The young Prince George, afterwards George III., ‘behaved excessively well on his father’s death.’ The words are Walpole’s; and he establishes his attestation by recording, that when he was informed of his father’s decease, he turned pale and laid his hand on his breast. Upon which his reverend tutor, Ayscough, said, very much like a simpleton, and not at all like a divine, ‘I am afraid, sir, you are not well.’ ‘I feel,’ said the boy, ‘something here, just as I did when I saw the two workmen fall from the scaffold at Kew.’ It was not the speech of a boy of parts, nor an epitaph deeply filial in sentiment on the death of a parent; but one can see that the young prince was conscious of some painful grief, though he hardly knew how to dress his sensations in equivalent words.
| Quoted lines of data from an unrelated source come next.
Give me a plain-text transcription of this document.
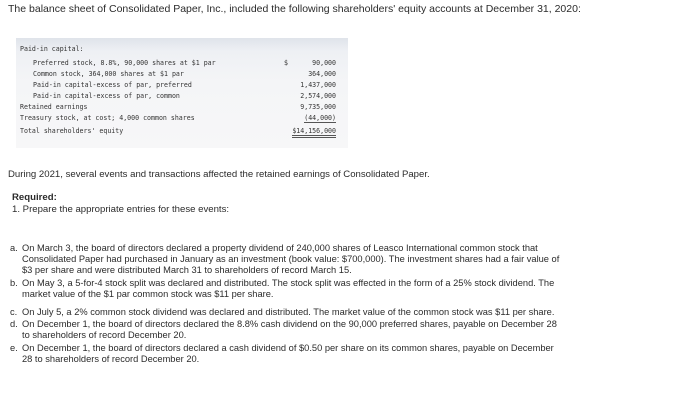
The balance sheet of Consolidated Paper, Inc., included the following shareholders' equity accounts at December 31, 2020:
Paid-in capital:
Preferred stock, 8.8%, 90,000 shares at $1 par	$	90,000
Common stock, 364,000 shares at $1 par	364,000
Paid-in capital-excess of par, preferred	1,437,000
Paid-in capital-excess of par, common	2,574,000
Retained earnings	9,735,000
Treasury stock, at cost; 4,000 common shares	(44,000)
Total shareholders' equity	$14,156,000
During 2021, several events and transactions affected the retained earnings of Consolidated Paper.
Required:
1. Prepare the appropriate entries for these events:
a. On March 3, the board of directors declared a property dividend of 240,000 shares of Leasco International common stock that
Consolidated Paper had purchased in January as an investment (book value: $700,000). The investment shares had a fair value of
$3 per share and were distributed March 31 to shareholders of record March 15.
b. On May 3, a 5-for-4 stock split was declared and distributed. The stock split was effected in the form of a 25% stock dividend. The
market value of the $1 par common stock was $11 per share.
c. On July 5, a 2% common stock dividend was declared and distributed. The market value of the common stock was $11 per share.
d. On December 1, the board of directors declared the 8.8% cash dividend on the 90,000 preferred shares, payable on December 28
to shareholders of record December 20.
e. On December 1, the board of directors declared a cash dividend of $0.50 per share on its common shares, payable on December
28 to shareholders of record December 20.
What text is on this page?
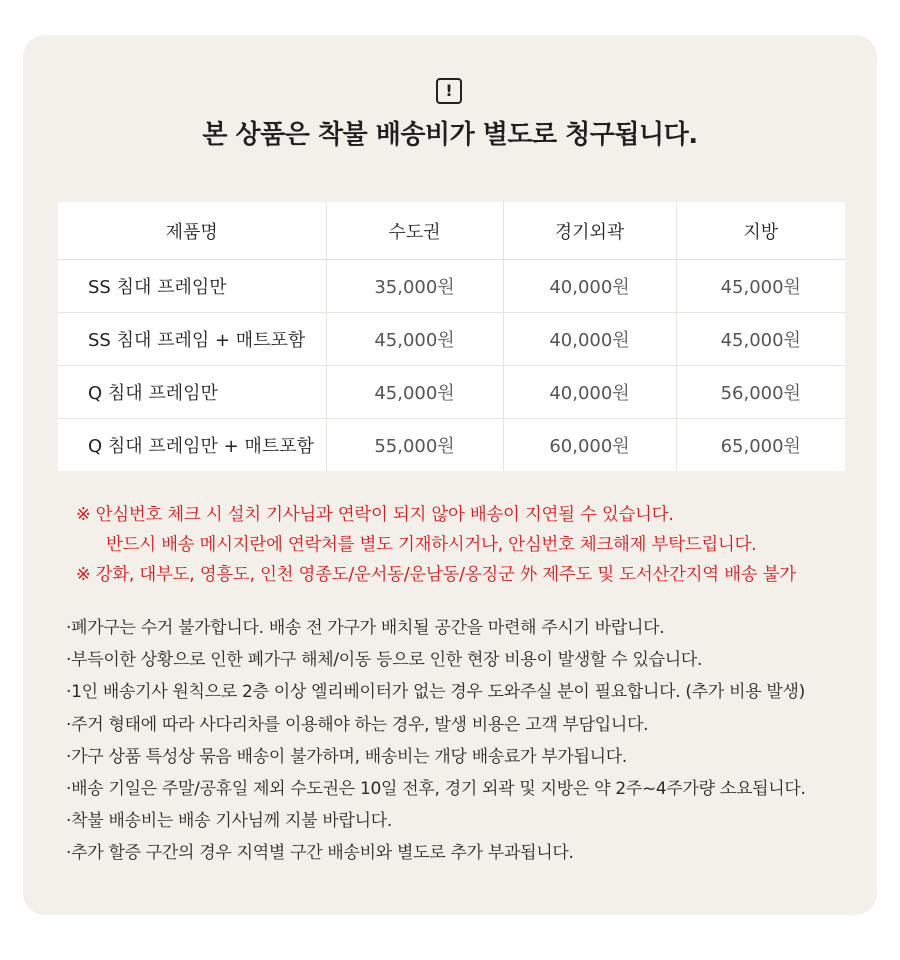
!
본 상품은 착불 배송비가 별도로 청구됩니다.
제품명	수도권	경기외곽	지방
SS 침대 프레임만	35,000원	40,000원	45,000원
SS 침대 프레임 + 매트포함	45,000원	40,000원	45,000원
Q 침대 프레임만	45,000원	40,000원	56,000원
Q 침대 프레임만 + 매트포함	55,000원	60,000원	65,000원
※ 안심번호 체크 시 설치 기사님과 연락이 되지 않아 배송이 지연될 수 있습니다.
반드시 배송 메시지란에 연락처를 별도 기재하시거나, 안심번호 체크해제 부탁드립니다.
※ 강화, 대부도, 영흥도, 인천 영종도/운서동/운남동/옹징군 外 제주도 및 도서산간지역 배송 불가
·폐가구는 수거 불가합니다. 배송 전 가구가 배치될 공간을 마련해 주시기 바랍니다.
·부득이한 상황으로 인한 폐가구 해체/이동 등으로 인한 현장 비용이 발생할 수 있습니다.
·1인 배송기사 원칙으로 2층 이상 엘리베이터가 없는 경우 도와주실 분이 필요합니다. (추가 비용 발생)
·주거 형태에 따라 사다리차를 이용해야 하는 경우, 발생 비용은 고객 부담입니다.
·가구 상품 특성상 묶음 배송이 불가하며, 배송비는 개당 배송료가 부가됩니다.
·배송 기일은 주말/공휴일 제외 수도권은 10일 전후, 경기 외곽 및 지방은 약 2주~4주가량 소요됩니다.
·착불 배송비는 배송 기사님께 지불 바랍니다.
·추가 할증 구간의 경우 지역별 구간 배송비와 별도로 추가 부과됩니다.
Another son of Frederick, Edward, Duke of York, was ‘a very plain boy, with strange loose eyes, but was much the favourite. He is a sayer of things,’ remarks Walpole. Nine years after his father’s death, Prince Edward had occasion to pay as warm a compliment to Lady Huntingdon as ever had been paid her by his father. The occasion was a visit to the Magdalen, in 1760. A large party accompanied Prince Edward from Northumberland House to the evening service. They were rather wits than worshippers; for among them were Horace Walpole, Colonel Brudenell, and Lord Hertford, with Lords Huntingdon and Dartmouth to keep the wits within decent limits. The ladies were all gay in silks, satins, and rose-coloured taffeta; there were the Lady Northumberland herself, Ladies Chesterfield, Carlisle, Dartmouth, and Hertford, Lady Fanny Shirley, Lady Selina Hastings, Lady Gertrude Hotham, and Lady Mary Coke. Lord Hertford, at the head of the governors, met the prince and his brilliant suite at the doors, and conducted him to a sort of throne in front of the altar. The clergyman, who preached an eloquent and impressive sermon from Luke xix. 20, was, not many years after, dragged from Newgate to Tyburn, and there ignominiously hung. Some one in the company sneeringly observed that Dr. Dodd had preached a very Methodistical sort of sermon. ‘You are fastidious indeed,’ said Prince Edward to the objector: ‘I thought it excellent, and suitable to season and place; and in so thinking, I have the honour of being of the same opinion as Lady Huntingdon here, and I rather fancy that she is better versed in theology than any of us.’ This was true, and it was gracefully said. The prince, moreover, backed his opinion by leaving a fifty-pound note in the plate.